THE TRUTH OF VEDANTA

148. Those who know nothing but sense-pleasure,
To ruin and destruction doomed,
Resent transcendence of the senses
And call this fresh and fruitful wisdom
Dry Vedanta!

Tom’s comments: many seekers often resent the idea of turning away from sense pleasures, saying this is a dry or repressive path that is ‘anti-life’. Here Ramana calls this path ‘fresh and fruitful’ instead!

149. The experience of Vedanta comes
Only to those who are utterly
Without desire. Far, far it is
From those who still retain desires.
For such the penance is prescribed
Of longing for the Lord who knows
No desire, so as to end
Forever all desire.

Commentary from Sri Sadhu Om:

The term Vedanta is commonly understood to mean a particular system of philosophy, but its true meaning is the experience of Jnana which is gained as the conclusion [anta] of the Vedas.

The desire for sense objects, which are all 2nd or 3rd persons, is directly opposed to the desire for God, and so it is quite clear that God is not merely one among the many 2nd and 3rd personal objects, but that He must be the Reality of the 1st person. Therefore, we should understand that discarding all desires for 2nd and 3rd personal objects and having love for Self alone is the true devotion towards God.
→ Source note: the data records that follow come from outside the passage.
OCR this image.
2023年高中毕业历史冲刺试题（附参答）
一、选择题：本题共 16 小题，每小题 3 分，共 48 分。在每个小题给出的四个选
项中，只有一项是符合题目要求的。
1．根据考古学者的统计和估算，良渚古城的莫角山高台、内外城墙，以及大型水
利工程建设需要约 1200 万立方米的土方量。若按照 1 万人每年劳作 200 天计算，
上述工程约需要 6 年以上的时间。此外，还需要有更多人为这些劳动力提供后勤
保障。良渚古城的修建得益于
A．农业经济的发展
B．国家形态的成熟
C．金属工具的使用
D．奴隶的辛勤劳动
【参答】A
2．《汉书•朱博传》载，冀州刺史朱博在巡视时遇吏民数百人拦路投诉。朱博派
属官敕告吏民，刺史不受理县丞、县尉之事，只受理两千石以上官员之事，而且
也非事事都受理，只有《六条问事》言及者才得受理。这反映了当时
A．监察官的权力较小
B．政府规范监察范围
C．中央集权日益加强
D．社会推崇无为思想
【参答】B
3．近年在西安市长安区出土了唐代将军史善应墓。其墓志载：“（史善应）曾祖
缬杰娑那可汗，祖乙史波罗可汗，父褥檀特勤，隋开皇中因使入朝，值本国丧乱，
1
Verse B 13 [which comes after verse 731] also asserts this same point.

731. The way of knowledge and the way of love
Are interwoven close. Don’t tear
Asunder these inseparables.
But practise both together holding
In the heart the two as one.

SRI BHAGAVAN 13: Meditation on the Self
Is devotion to the Lord
Supreme, since He abides as this,
Our very Self.

Tom: we see a similar teaching to verse 149 above from Sri Shankara, when he emphasises that the sage/jnani truly has no desires; this is from his commentary on the Brihadaranyaka Upanishad 2.4 (I have written a post on this here which explains the method of self-realisation outlined by both Shankara and the Brihadaranyaka Upanishad):


But there are some who hold that even a knower of Brahman has desires. They have certainly never heard the Brihadaranyaka Upanishad, nor of the distinction made by the Shruti that the desire for a son and so forth belongs to an ignorant man, and that with regard to the domain of knowledge, the statement, ‘What shall we achieve through children, we who have attained this Self, this world?’ and so on, is applicable. They do not also know the contradiction, based on incongruity, between the attainment of knowledge, which obliterates all action with its factors and results, and ignorance together with its effects [Tom: ie. all objects, duality, actions and suffering are removed with liberation, so there is no possibility of either desire or an object to desire in liberation].